1 thought on “Robert Weide on How to Lie with a Documentary”

  1. One of the things I noticed was how the film-makers placed a certain amount of focus on the parole board, in particular, former chair Adrienne Bennett, now a judge. The impression I got from parole board meetings was that the Soering advocates were impressive– serious lawyers, you would think, who were very certain about their case, making the appeal for early release from two life sentences which had, in Virginia, begun being served in 1990, or some 29 years previous. (One question might be: in German wouldn’t that have meant fifteen years for each life sentence? So Soering did better in cracker Virginia than he would have done in the UK or Germany?) Even the German Ambassadors was there! And you would have thought that the parole board was a court. With powers to undo everything that the Virginia legal system over many years had decided about the case.

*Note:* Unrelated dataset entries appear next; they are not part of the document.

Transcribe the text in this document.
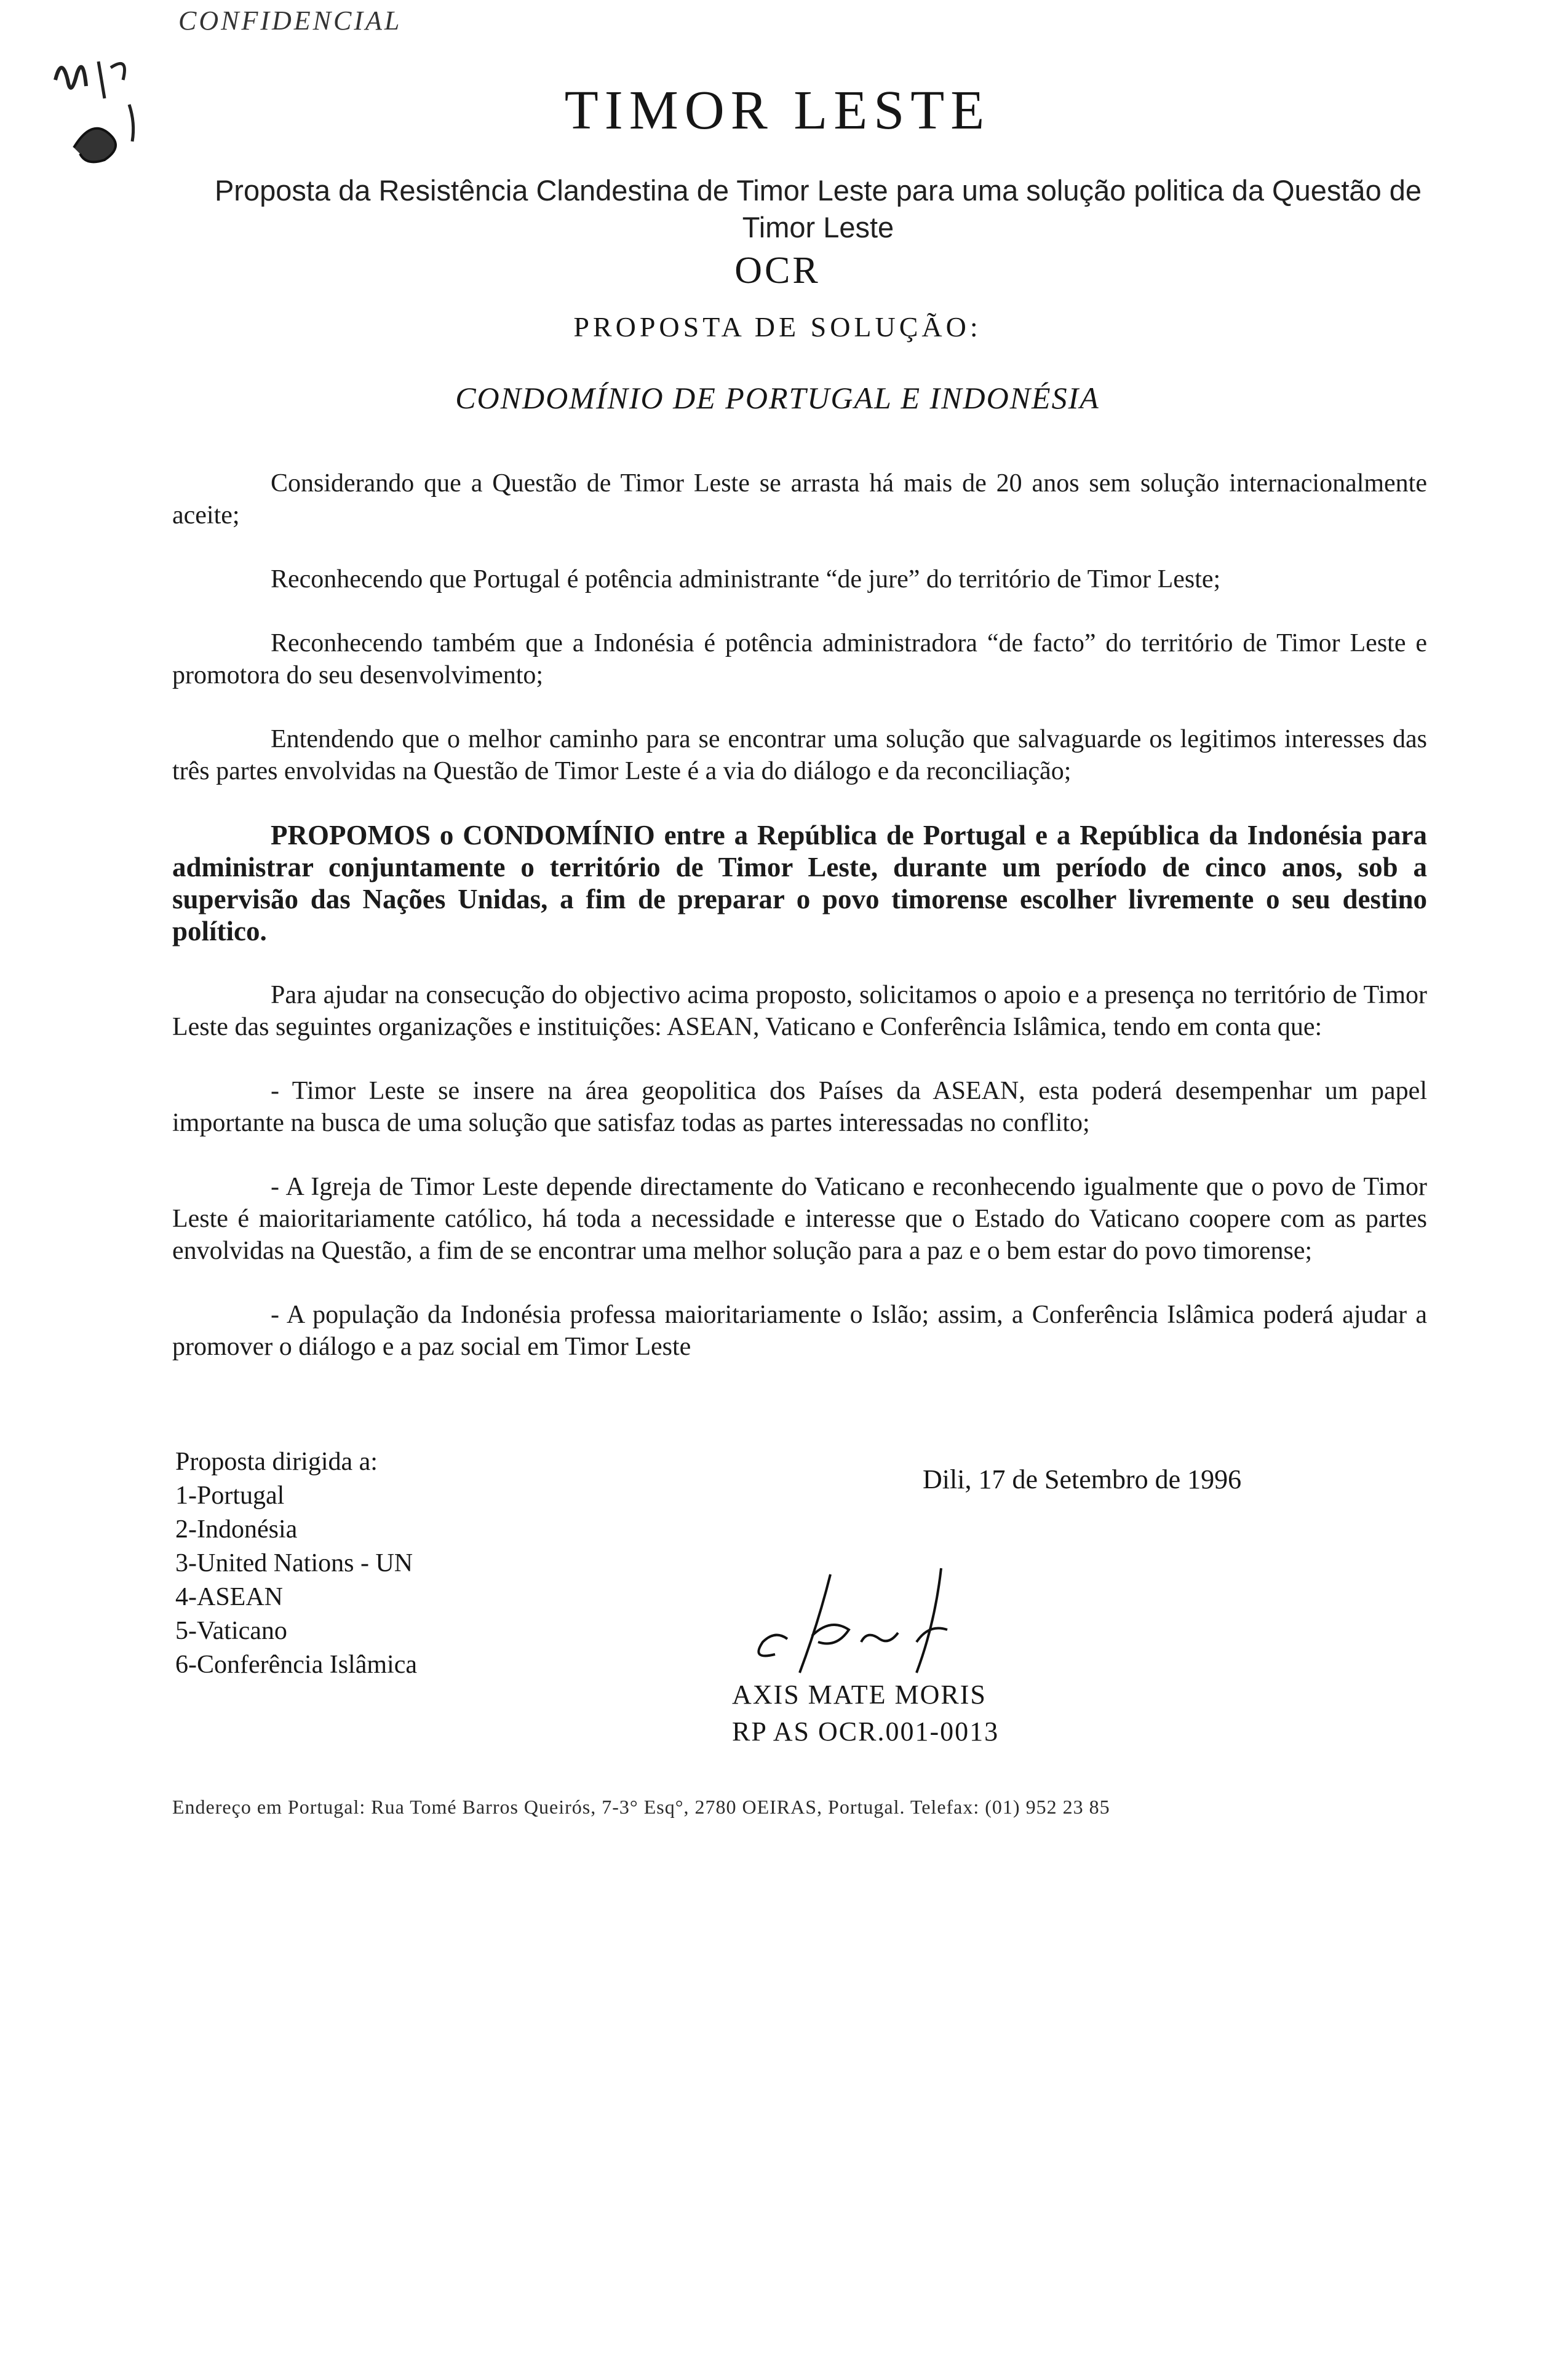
CONFIDENCIAL
TIMOR LESTE
Proposta da Resistência Clandestina de Timor Leste para uma solução politica da Questão de Timor Leste
OCR
PROPOSTA DE SOLUÇÃO:
CONDOMÍNIO DE PORTUGAL E INDONÉSIA

Considerando que a Questão de Timor Leste se arrasta há mais de 20 anos sem solução internacionalmente aceite;

Reconhecendo que Portugal é potência administrante “de jure” do território de Timor Leste;

Reconhecendo também que a Indonésia é potência administradora “de facto” do território de Timor Leste e promotora do seu desenvolvimento;

Entendendo que o melhor caminho para se encontrar uma solução que salvaguarde os legitimos interesses das três partes envolvidas na Questão de Timor Leste é a via do diálogo e da reconciliação;

PROPOMOS o CONDOMÍNIO entre a República de Portugal e a República da Indonésia para administrar conjuntamente o território de Timor Leste, durante um período de cinco anos, sob a supervisão das Nações Unidas, a fim de preparar o povo timorense escolher livremente o seu destino político.

Para ajudar na consecução do objectivo acima proposto, solicitamos o apoio e a presença no território de Timor Leste das seguintes organizações e instituições: ASEAN, Vaticano e Conferência Islâmica, tendo em conta que:

- Timor Leste se insere na área geopolitica dos Países da ASEAN, esta poderá desempenhar um papel importante na busca de uma solução que satisfaz todas as partes interessadas no conflito;

- A Igreja de Timor Leste depende directamente do Vaticano e reconhecendo igualmente que o povo de Timor Leste é maioritariamente católico, há toda a necessidade e interesse que o Estado do Vaticano coopere com as partes envolvidas na Questão, a fim de se encontrar uma melhor solução para a paz e o bem estar do povo timorense;

- A população da Indonésia professa maioritariamente o Islão; assim, a Conferência Islâmica poderá ajudar a promover o diálogo e a paz social em Timor Leste

Proposta dirigida a:
1-Portugal
2-Indonésia
3-United Nations - UN
4-ASEAN
5-Vaticano
6-Conferência Islâmica
Dili, 17 de Setembro de 1996
AXIS MATE MORIS
RP AS OCR.001-0013
Endereço em Portugal: Rua Tomé Barros Queirós, 7-3° Esq°, 2780 OEIRAS, Portugal. Telefax: (01) 952 23 85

    It now turns out that there is a developing scandal about Adrienne Bennett and the parole board. I am not up to speed on this, but there are a number of articles in the MSM, and the television station WTVR in Richmond (VA) seems to be very interested in following what could turn into misdemeanor criminal charges against current parole board chair Tracy Chapman. Bennett could face impeachment and be forced to step down as a judge if the thing gathers momentum.

    Danner Evans, writing for WTVR news, says that “the inspector general determined that former chair [now Judge] Adrienne Bennett and current chair Tracy Chapman both violated multiple state codes and policies and violated the constitution of Virginia.”

    The OSIG brought out a report recommending a criminal misdemeanor charge for Chapman.

    Repubican Sen. Seve Newman has said about this parole board scandal: “Very clearly they fed to you, the media, and the Gneral Assembly, false information. They hid seven pages of that explosive report.”

    “Thus far,” Newman said, “if what is in that report is accurate, it’s one of the most disturbing things I’ve seen in my 30 years here at the Capitol.”

    The case against both Bennett and Chapman is that both have corrupted the legal system.

    I am not exactly clear about who the “they” is in all this. Who ordered and issued the redactions?

    There is an article by Patrick Wilson and Mark Bowes in the Richmond Times-Dispatch on Februrary 26, 2021, ‘Edwards says he can’t probe Parole Board report.’

    So the democrats say that apparently there is nothing that can be done about this.

    It sounds very ‘woke’ to me. You could interpret this matter as being a belief that the Virginia criminal justice system is too white, is brutally biased against blacks, and is, all in all, simply too severe, on everyone (including Jens Soering, though he remains unmentioned) administering harsh punishments which more progressive persons in positions of political power should seek to mitigate and ameliorate whereever they can…

    It looks to me like the Cultural Revolution has the American criminal justice system in its sights.